Combating the health impacts of extreme heat
In the aftermath of Hurricane Helene, it’s easy to see why natural disasters take center stage in policies addressing climate-related health risks. But the focus on catastrophic impacts overlooks growing long-term consequences of climate change, like extreme heat, said Ashley Ward, director of Duke University’s Heat Policy Innovation Hub, during the Council for the Advancement of Science Writing’s New Horizons in Science briefings at the ScienceWriters2024 conference Nov. 9 in Raleigh, N.C. “Most heat-related illness is cumulative. Most heat exposure is chronic.”
In the United States, heat is now a chronic health risk, killing more people than any other weather-related event. Not only are summer daytime temperatures reaching record highs, nights are also becoming hotter, reducing the time people can recover from daytime heat.
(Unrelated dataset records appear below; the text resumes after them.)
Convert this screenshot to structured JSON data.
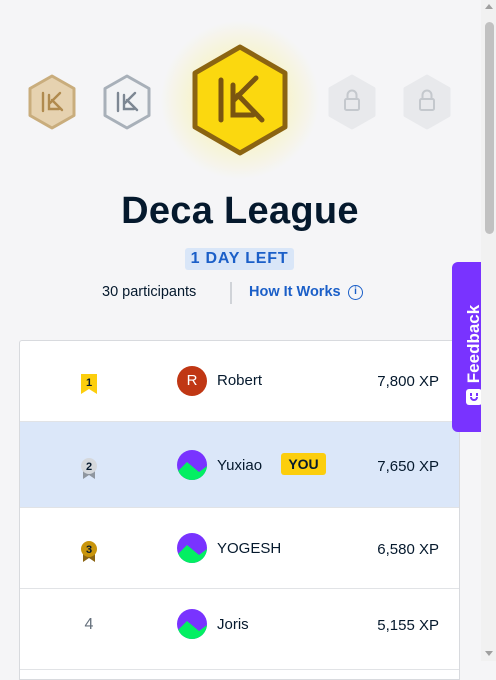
{
  "league": {
    "title": "Deca League",
    "time_left": "1 DAY LEFT",
    "participants": "30 participants",
    "how_it_works": "How It Works"
  },
  "badges": [
    {
      "name": "bronze-league-badge",
      "state": "completed",
      "color": "#e8d2ad"
    },
    {
      "name": "silver-league-badge",
      "state": "completed",
      "color": "#c7cdd4"
    },
    {
      "name": "deca-league-badge",
      "state": "current",
      "color": "#fcd40f"
    },
    {
      "name": "locked-league-badge",
      "state": "locked",
      "icon": "lock-icon"
    },
    {
      "name": "locked-league-badge",
      "state": "locked",
      "icon": "lock-icon"
    }
  ],
  "leaderboard": [
    {
      "rank": "1",
      "medal": "gold",
      "avatar": "R",
      "avatar_color": "#c03714",
      "name": "Robert",
      "xp": "7,800 XP",
      "is_you": false
    },
    {
      "rank": "2",
      "medal": "silver",
      "avatar": "image",
      "name": "Yuxiao",
      "xp": "7,650 XP",
      "is_you": true,
      "you_label": "YOU"
    },
    {
      "rank": "3",
      "medal": "bronze",
      "avatar": "image",
      "name": "YOGESH",
      "xp": "6,580 XP",
      "is_you": false
    },
    {
      "rank": "4",
      "medal": "",
      "avatar": "image",
      "name": "Joris",
      "xp": "5,155 XP",
      "is_you": false
    }
  ],
  "feedback": {
    "label": "Feedback",
    "icon": "smile-icon"
  },
  "colors": {
    "accent": "#1b5fc8",
    "highlight_row": "#dbe7f9",
    "you_tag": "#fcce0d",
    "feedback": "#7933ff"
  }
}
Despite the danger, it is surprisingly difficult to measure and communicate the risk of extreme heat, Ward said. The National Weather Service uses the heat index (the “feels like” temperature), which is based on air temperature and relative humidity, to determine when to issue extreme weather warnings. However, “heat index is actually not the best thing to measure risk, or heat stress in the body,” said Ward, adding that often the warnings are issued “many degrees later than we are actually at risk.”
The most accurate heat risk measurement is the Wet Bulb Globe Temperature (WBGT), which was created by the U.S. military in the 1950s. It uses three thermometers to measure the effects of sunlight, wind speed, and humidity on the temperature. Sports teams use the WBGT to assess the heat risks of playing outdoors. According to Ward, using the WBGT on job sites could drastically decrease the health burden of heat on outdoor laborers.
Another issue is poor communication of heat risk. Frequent heat advisory warnings can desensitize people living in hot climates, causing them to ignore actual extreme heat. “Heat exposure is going to look different depending on where you are,” said Ward, who encouraged government officials to “think regionally” when designing policies. Warnings should be based on whether the temperature is a “departure from normal” for the area, rather than from the national average.
There is no one-size-fits-all approach to reducing heat risk. Policies to mitigate heat risk should also take into account regional differences in finances, population density, and demographics, Ward said. The key is to engage and trust residents of the area. “Communities have long identified heat as a problem,” said Ward, and are “just waiting for the rest of us to catch up with them.”